Chronique Fukushima Nucléaire

Le grand écart

Monique Douillet

Depuis mai 2013, le gouvernement a chargé sept agences de la région de Fukushima de favoriser le retour des habitants dans les villages évacués. 10 mois après, on apprend qu’elles ont aidé au retour de... 18 personnes.

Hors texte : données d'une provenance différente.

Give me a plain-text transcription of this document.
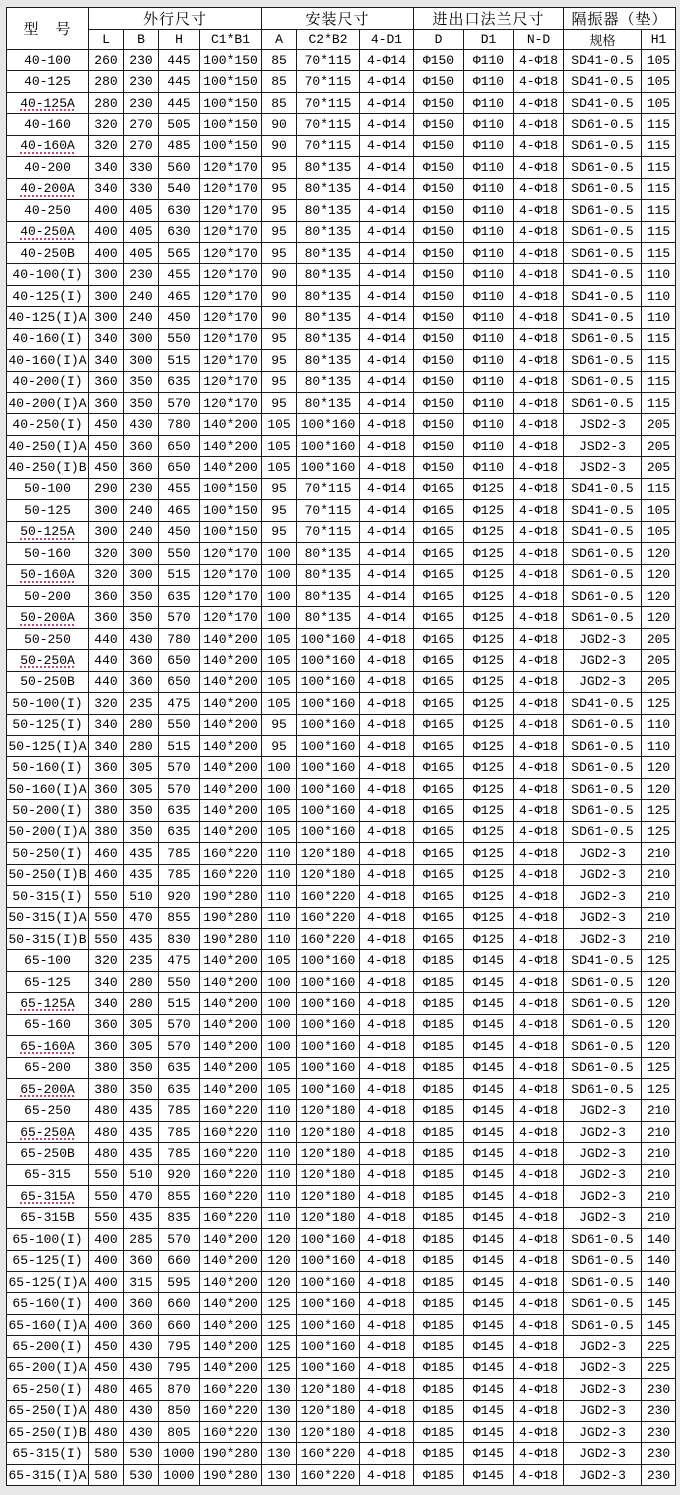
型　号	外行尺寸				安装尺寸			进出口法兰尺寸			隔振器（垫）	
	L	B	H	C1*B1	A	C2*B2	4-D1	D	D1	N-D	规格	H1
40-100	260	230	445	100*150	85	70*115	4-Φ14	Φ150	Φ110	4-Φ18	SD41-0.5	105
40-125	280	230	445	100*150	85	70*115	4-Φ14	Φ150	Φ110	4-Φ18	SD41-0.5	105
40-125A	280	230	445	100*150	85	70*115	4-Φ14	Φ150	Φ110	4-Φ18	SD41-0.5	105
40-160	320	270	505	100*150	90	70*115	4-Φ14	Φ150	Φ110	4-Φ18	SD61-0.5	115
40-160A	320	270	485	100*150	90	70*115	4-Φ14	Φ150	Φ110	4-Φ18	SD61-0.5	115
40-200	340	330	560	120*170	95	80*135	4-Φ14	Φ150	Φ110	4-Φ18	SD61-0.5	115
40-200A	340	330	540	120*170	95	80*135	4-Φ14	Φ150	Φ110	4-Φ18	SD61-0.5	115
40-250	400	405	630	120*170	95	80*135	4-Φ14	Φ150	Φ110	4-Φ18	SD61-0.5	115
40-250A	400	405	630	120*170	95	80*135	4-Φ14	Φ150	Φ110	4-Φ18	SD61-0.5	115
40-250B	400	405	565	120*170	95	80*135	4-Φ14	Φ150	Φ110	4-Φ18	SD61-0.5	115
40-100(I)	300	230	455	120*170	90	80*135	4-Φ14	Φ150	Φ110	4-Φ18	SD41-0.5	110
40-125(I)	300	240	465	120*170	90	80*135	4-Φ14	Φ150	Φ110	4-Φ18	SD41-0.5	110
40-125(I)A	300	240	450	120*170	90	80*135	4-Φ14	Φ150	Φ110	4-Φ18	SD41-0.5	110
40-160(I)	340	300	550	120*170	95	80*135	4-Φ14	Φ150	Φ110	4-Φ18	SD61-0.5	115
40-160(I)A	340	300	515	120*170	95	80*135	4-Φ14	Φ150	Φ110	4-Φ18	SD61-0.5	115
40-200(I)	360	350	635	120*170	95	80*135	4-Φ14	Φ150	Φ110	4-Φ18	SD61-0.5	115
40-200(I)A	360	350	570	120*170	95	80*135	4-Φ14	Φ150	Φ110	4-Φ18	SD61-0.5	115
40-250(I)	450	430	780	140*200	105	100*160	4-Φ18	Φ150	Φ110	4-Φ18	JSD2-3	205
40-250(I)A	450	360	650	140*200	105	100*160	4-Φ18	Φ150	Φ110	4-Φ18	JSD2-3	205
40-250(I)B	450	360	650	140*200	105	100*160	4-Φ18	Φ150	Φ110	4-Φ18	JSD2-3	205
50-100	290	230	455	100*150	95	70*115	4-Φ14	Φ165	Φ125	4-Φ18	SD41-0.5	115
50-125	300	240	465	100*150	95	70*115	4-Φ14	Φ165	Φ125	4-Φ18	SD41-0.5	105
50-125A	300	240	450	100*150	95	70*115	4-Φ14	Φ165	Φ125	4-Φ18	SD41-0.5	105
50-160	320	300	550	120*170	100	80*135	4-Φ14	Φ165	Φ125	4-Φ18	SD61-0.5	120
50-160A	320	300	515	120*170	100	80*135	4-Φ14	Φ165	Φ125	4-Φ18	SD61-0.5	120
50-200	360	350	635	120*170	100	80*135	4-Φ14	Φ165	Φ125	4-Φ18	SD61-0.5	120
50-200A	360	350	570	120*170	100	80*135	4-Φ14	Φ165	Φ125	4-Φ18	SD61-0.5	120
50-250	440	430	780	140*200	105	100*160	4-Φ18	Φ165	Φ125	4-Φ18	JGD2-3	205
50-250A	440	360	650	140*200	105	100*160	4-Φ18	Φ165	Φ125	4-Φ18	JGD2-3	205
50-250B	440	360	650	140*200	105	100*160	4-Φ18	Φ165	Φ125	4-Φ18	JGD2-3	205
50-100(I)	320	235	475	140*200	105	100*160	4-Φ18	Φ165	Φ125	4-Φ18	SD41-0.5	125
50-125(I)	340	280	550	140*200	95	100*160	4-Φ18	Φ165	Φ125	4-Φ18	SD61-0.5	110
50-125(I)A	340	280	515	140*200	95	100*160	4-Φ18	Φ165	Φ125	4-Φ18	SD61-0.5	110
50-160(I)	360	305	570	140*200	100	100*160	4-Φ18	Φ165	Φ125	4-Φ18	SD61-0.5	120
50-160(I)A	360	305	570	140*200	100	100*160	4-Φ18	Φ165	Φ125	4-Φ18	SD61-0.5	120
50-200(I)	380	350	635	140*200	105	100*160	4-Φ18	Φ165	Φ125	4-Φ18	SD61-0.5	125
50-200(I)A	380	350	635	140*200	105	100*160	4-Φ18	Φ165	Φ125	4-Φ18	SD61-0.5	125
50-250(I)	460	435	785	160*220	110	120*180	4-Φ18	Φ165	Φ125	4-Φ18	JGD2-3	210
50-250(I)B	460	435	785	160*220	110	120*180	4-Φ18	Φ165	Φ125	4-Φ18	JGD2-3	210
50-315(I)	550	510	920	190*280	110	160*220	4-Φ18	Φ165	Φ125	4-Φ18	JGD2-3	210
50-315(I)A	550	470	855	190*280	110	160*220	4-Φ18	Φ165	Φ125	4-Φ18	JGD2-3	210
50-315(I)B	550	435	830	190*280	110	160*220	4-Φ18	Φ165	Φ125	4-Φ18	JGD2-3	210
65-100	320	235	475	140*200	105	100*160	4-Φ18	Φ185	Φ145	4-Φ18	SD41-0.5	125
65-125	340	280	550	140*200	100	100*160	4-Φ18	Φ185	Φ145	4-Φ18	SD61-0.5	120
65-125A	340	280	515	140*200	100	100*160	4-Φ18	Φ185	Φ145	4-Φ18	SD61-0.5	120
65-160	360	305	570	140*200	100	100*160	4-Φ18	Φ185	Φ145	4-Φ18	SD61-0.5	120
65-160A	360	305	570	140*200	100	100*160	4-Φ18	Φ185	Φ145	4-Φ18	SD61-0.5	120
65-200	380	350	635	140*200	105	100*160	4-Φ18	Φ185	Φ145	4-Φ18	SD61-0.5	125
65-200A	380	350	635	140*200	105	100*160	4-Φ18	Φ185	Φ145	4-Φ18	SD61-0.5	125
65-250	480	435	785	160*220	110	120*180	4-Φ18	Φ185	Φ145	4-Φ18	JGD2-3	210
65-250A	480	435	785	160*220	110	120*180	4-Φ18	Φ185	Φ145	4-Φ18	JGD2-3	210
65-250B	480	435	785	160*220	110	120*180	4-Φ18	Φ185	Φ145	4-Φ18	JGD2-3	210
65-315	550	510	920	160*220	110	120*180	4-Φ18	Φ185	Φ145	4-Φ18	JGD2-3	210
65-315A	550	470	855	160*220	110	120*180	4-Φ18	Φ185	Φ145	4-Φ18	JGD2-3	210
65-315B	550	435	835	160*220	110	120*180	4-Φ18	Φ185	Φ145	4-Φ18	JGD2-3	210
65-100(I)	400	285	570	140*200	120	100*160	4-Φ18	Φ185	Φ145	4-Φ18	SD61-0.5	140
65-125(I)	400	360	660	140*200	120	100*160	4-Φ18	Φ185	Φ145	4-Φ18	SD61-0.5	140
65-125(I)A	400	315	595	140*200	120	100*160	4-Φ18	Φ185	Φ145	4-Φ18	SD61-0.5	140
65-160(I)	400	360	660	140*200	125	100*160	4-Φ18	Φ185	Φ145	4-Φ18	SD61-0.5	145
65-160(I)A	400	360	660	140*200	125	100*160	4-Φ18	Φ185	Φ145	4-Φ18	SD61-0.5	145
65-200(I)	450	430	795	140*200	125	100*160	4-Φ18	Φ185	Φ145	4-Φ18	JGD2-3	225
65-200(I)A	450	430	795	140*200	125	100*160	4-Φ18	Φ185	Φ145	4-Φ18	JGD2-3	225
65-250(I)	480	465	870	160*220	130	120*180	4-Φ18	Φ185	Φ145	4-Φ18	JGD2-3	230
65-250(I)A	480	430	850	160*220	130	120*180	4-Φ18	Φ185	Φ145	4-Φ18	JGD2-3	230
65-250(I)B	480	430	805	160*220	130	120*180	4-Φ18	Φ185	Φ145	4-Φ18	JGD2-3	230
65-315(I)	580	530	1000	190*280	130	160*220	4-Φ18	Φ185	Φ145	4-Φ18	JGD2-3	230
65-315(I)A	580	530	1000	190*280	130	160*220	4-Φ18	Φ185	Φ145	4-Φ18	JGD2-3	230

Pour la rentrée scolaire 2014 (qui se fait en avril), le nombre d’inscrits dans la province de Fukushima est en baisse de 80 % depuis 2011.
En dépit de ces faits, la décision d’ouvrir les écoles dans les communes où le retour est jugé possible par les autorités a été maintenue. A Iwaki, on est passé de 551 enfants inscrits avant l’accident à 4 aujourd’hui. A Namié, sur 1930 enfants on en retrouvera 58. A Miharu, il n’y a aucun inscrit en cours préparatoire. Non seulement les gens ne veulent pas revenir, mais, sur place, la natalité a chuté. Il faut dire que la vie dans cette région est particulièrement difficile !
Un reportage de l’agence Reuters indique qu’à Koriyama, à 50 km des réacteurs, les enfants de moins de trois ans ne doivent pas être dehors plus de 15 minutes par jour, ceux de 3 à 5 ans, pas plus d’une demi-heure. Les autorités estiment qu’il est possible, en faisant attention, de rester au-dessous des limites fixées pour la radioactivité.
Mais qui mesure la radioactivité ?
Selon le Japan Times il y a, dans la province de Fukushima, 530 appareils de mesure de la radioactivité mis à la disposition du public pour vérifier la dose présente dans la nourriture. Pour plus de 2 millions de personnes !
Les habitants du district de Miyakoji, où il sera possible de revenir en avril 2014, estiment que le niveau de décontamination est insuffisant et que les services sur place ne seront pas assurés (manque de commerces et de personnel médical). En dépit de la mise en place d’une prime de 3200 € destinée à combler cette carence, incitant les aides-soignants à venir travailler dans la province de Fukushima, trois postes sur quatre ne trouvent pas preneur.

Pourquoi cette précipitation ? Le gouvernement veut faire croire à tout prix à un retour à la normale, mais les faits sont têtus ! Et les annonces loin des réalités. Par exemple, alors que 48 réacteurs à l’arrêt sont théoriquement susceptibles de redémarrer, des autorisations n’ont été demandées que pour 17. Les autres nécessitent des mises aux nouvelles normes trop coûteuses, ou bien — situés sur une ligne de faille — ils ne redémarreront jamais. Sur ces 17 réacteurs, le gouvernement essaie de convaincre d’en démarrer rapidement au moins 2 : ceux de la centrale de Sendaï (province de Kagoshima).

Dans un entretien accordé au journal La Croix, le prix Nobel de littérature, Ôé Kenzaburô explique que les candidats pro-nucléaires ont été élus par les vieux, traditionnellement conservateurs, alors que la majorité des jeunes n’a plus aucune confiance dans le gouvernement. Cela se traduit par une désaffection des votes et un refus de se réinstaller dans les zones soi-disant hors de danger.